2 Ağustos 2011 Salı

Çay

Bu konularda biraz karışık yazıyor izlenimine kapıldım.
Tanrı ve Tanrı nın varlığı konularına girince ister istemez biraz detaya giriyorsunuz ve söylemeye çalıştıklarınız biraz karışıyor gibi oluyor.
Bu sefer basit ve kısa bir çıkarım yapmayı deneyeceğim.
Bunun için kullanacağım araç, her derde deva çay..

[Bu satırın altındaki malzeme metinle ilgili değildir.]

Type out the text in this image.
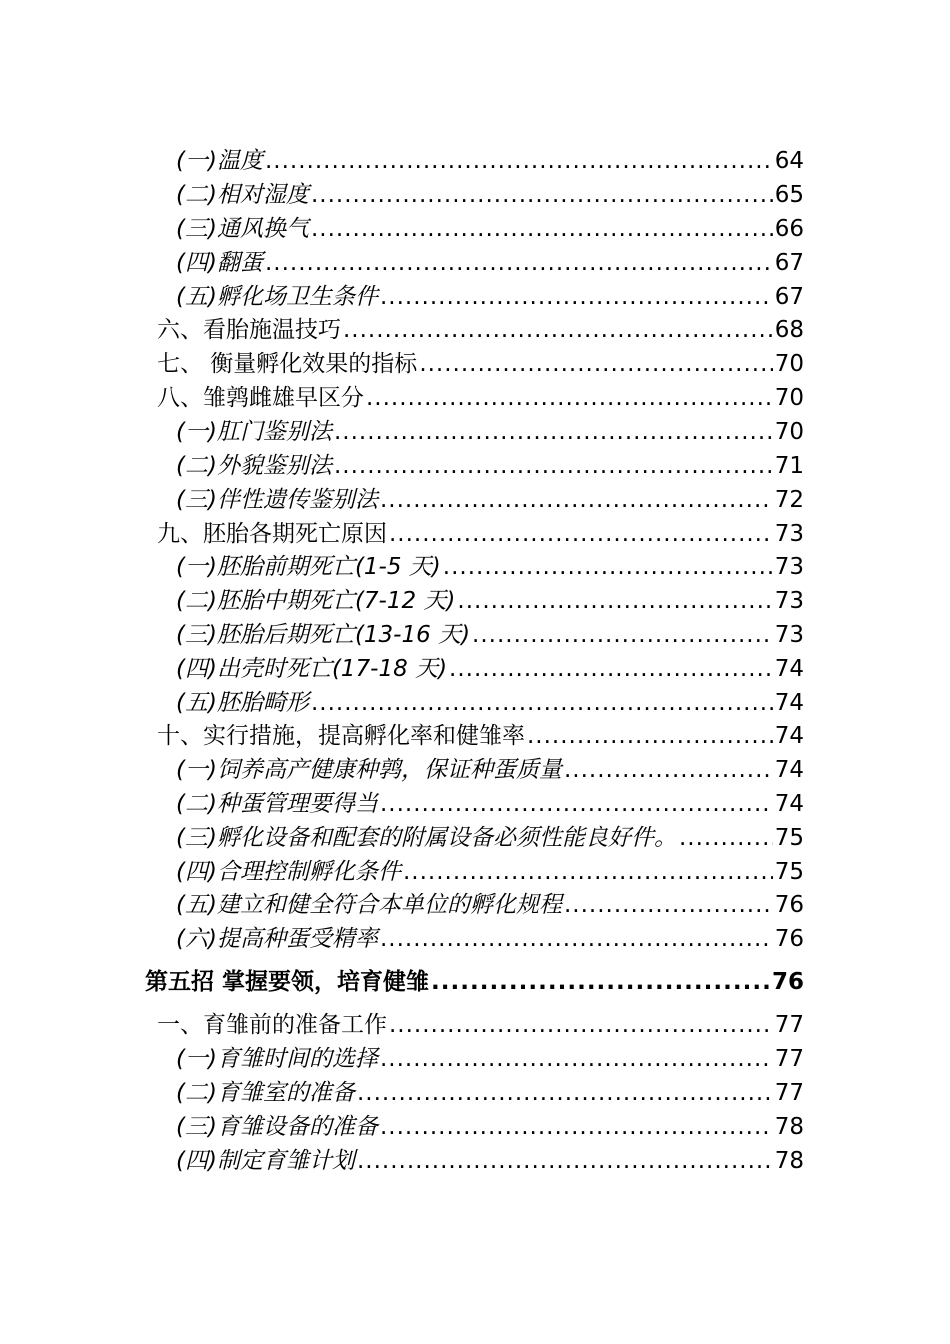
(一)温度 .....	64
(二)相对湿度 .....	65
(三)通风换气 .....	66
(四)翻蛋 .....	67
(五)孵化场卫生条件 .....	67
六、看胎施温技巧 .....	68
七、 衡量孵化效果的指标 .....	70
八、雏鹑雌雄早区分 .....	70
(一)肛门鉴别法 .....	70
(二)外貌鉴别法 .....	71
(三)伴性遗传鉴别法 .....	72
九、胚胎各期死亡原因 .....	73
(一)胚胎前期死亡(1-5 天) .....	73
(二)胚胎中期死亡(7-12 天) .....	73
(三)胚胎后期死亡(13-16 天) .....	73
(四)出壳时死亡(17-18 天) .....	74
(五)胚胎畸形 .....	74
十、实行措施，提高孵化率和健雏率 .....	74
(一)饲养高产健康种鹑，保证种蛋质量 .....	74
(二)种蛋管理要得当 .....	74
(三)孵化设备和配套的附属设备必须性能良好件。 .....	75
(四)合理控制孵化条件 .....	75
(五)建立和健全符合本单位的孵化规程 .....	76
(六)提高种蛋受精率 .....	76
第五招 掌握要领，培育健雏 .....	76
一、育雏前的准备工作 .....	77
(一)育雏时间的选择 .....	77
(二)育雏室的准备 .....	77
(三)育雏设备的准备 .....	78
(四)制定育雏计划 .....	78
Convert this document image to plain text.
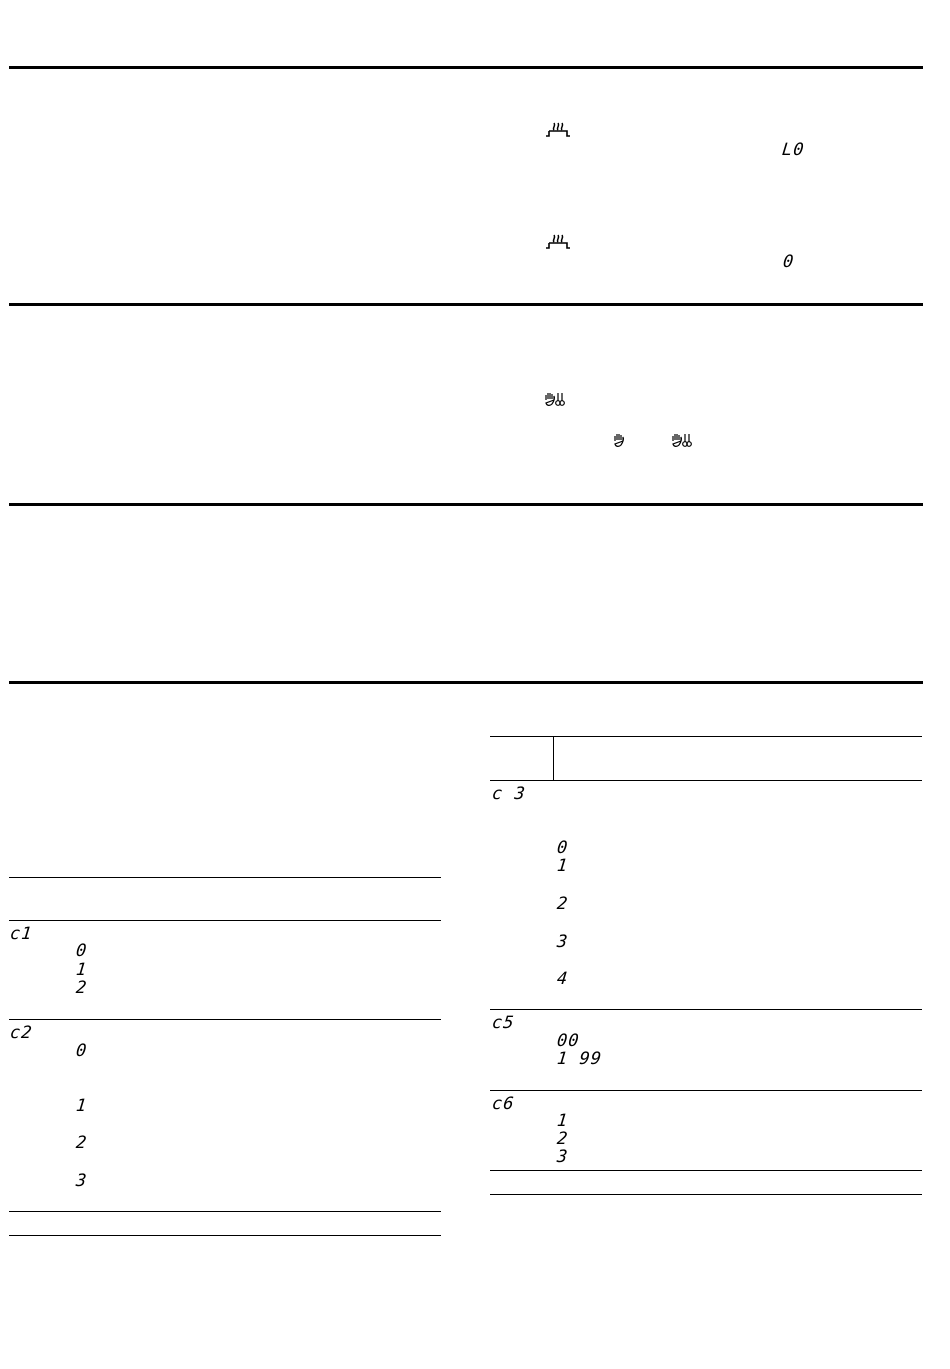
L0
0
c1
0
1
2
c2
0
1
2
3
c 3
0
1
2
3
4
c5
00
1 99
c6
1
2
3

Sıcak bir bardak çayı aldınız önünüze koydunuz, muhabbete daldınız içemediniz..
Çayınızın soğuduğu ya da soğuyacağı herkesin bildiği kaçınılmaz bir sonuçtur.
Peki ama çayınız neden soğur?
Bu durum evrenin en olasılıkçı ama aynı zamanda en kesin yasası, termodinamik bir yasadan hareketle elde edilen entropi kavramı ile açıklanır.
Biz bu kadar detaya girmeyeceğiz, yalnızca şunu söylemek yeterli;

Isı, en olası yöne doğru akar.Yani sıcaktan soğuya doğru.
Sistem ısıl dengeye ulaşınca enerji alış-verişi olmaz.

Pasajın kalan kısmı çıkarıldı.